THE TRIANGLE OF INFLUENCE: Part 2
- 1 day ago
- 2 min read
Updated: 9 hours ago
Player. Coach. Parent
Part 2 of 6-Part Series
Part Two: The Minor Hockey Years (Ages 5–13)
What This Stage Is Really About

Minor hockey exists for one primary purpose that too many adults forget: it should be joyful.
Research in youth sport development consistently points to fun and belonging as the leading drivers of long-term athletic participation. kids who fall in love with the game at this stage are the ones who are still playing — and improving — at 16, 18, and beyond.
The pressure to identify talent, to win championships, to play AAA at age nine — this is an adult anxiety being placed onto children's shoulders.
Most player assessments before age 12 tell us very little about long-term potential and a great deal about which kids were born in the fall.
The Coach's Role: Safety, Belonging, Fundamentals
Constructive Contributions
Creates an environment where every player feels seen and valued, regardless of current skill level
Teaches the fundamentals of skating, puck handling, and positioning without overloading young minds
Uses encouragement-based feedback: "Good effort — next time try keeping your head up through the middle"
Models emotional regulation: stays calm after goals against, celebrates effort as much as outcome
Gives every player meaningful ice time and avoids early specialization
Destructive Patterns to Avoid
Benching younger players as punishment, creating shame instead of learning
Overcoaching — too many instructions kill instinct and joy
Showing clear favourites, which fractures team chemistry and harms developing players
Treating every game as high-stakes when the real learning happens in practice
Communicating differently to parents behind closed doors than to players on the ice
The Parent's Role: Enthusiastic Supporter
Constructive Contributions
Shows up and cheers — for every player on the team, not just their own
Keeps the drive home positive: two positives and one question ("What was your favourite part today?")

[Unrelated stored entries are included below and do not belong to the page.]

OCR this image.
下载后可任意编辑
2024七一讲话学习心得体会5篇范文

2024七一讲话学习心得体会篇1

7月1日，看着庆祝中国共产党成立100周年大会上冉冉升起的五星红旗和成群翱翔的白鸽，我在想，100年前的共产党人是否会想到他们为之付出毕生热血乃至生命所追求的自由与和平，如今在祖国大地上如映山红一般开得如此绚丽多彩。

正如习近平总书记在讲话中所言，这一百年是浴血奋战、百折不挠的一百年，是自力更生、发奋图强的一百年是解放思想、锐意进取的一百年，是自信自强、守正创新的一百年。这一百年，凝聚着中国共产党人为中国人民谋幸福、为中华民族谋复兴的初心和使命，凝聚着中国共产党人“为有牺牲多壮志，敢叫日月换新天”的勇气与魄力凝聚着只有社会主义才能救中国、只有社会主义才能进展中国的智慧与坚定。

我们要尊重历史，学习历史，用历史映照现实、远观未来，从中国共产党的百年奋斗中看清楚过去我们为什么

Handles logistics without burdening the child with the cost or inconvenience
Lets the coach coach — resists the urge to give technical instruction after practices
Creates a home environment where hockey is one of many rich activities, not the family's entire identity
Destructive Patterns to Avoid
Yelling instructions from the stands, which splits the child's attention and increases anxiety
Post-game debriefs that function as interrogations or critiques
Comparing their child to teammates or other players
Living vicariously — projecting their own unmet athletic dreams onto the child
Undermining the coach's authority, even if they disagree with a decision
The Player's Experience: Just Let Them Play
At this stage, the player's job is simply to play. They should not be managing adult dynamics. The healthiest young players are those who trust their coach, feel safe with their parents, and show up to the rink because they love being there.
Best Practice: The five-minute rule. For the first five minutes after a game, parents say nothing about the game. Let the player lead. Most of the time, they want to talk about the ice cream stop afterward, not their two-on-one in the second period.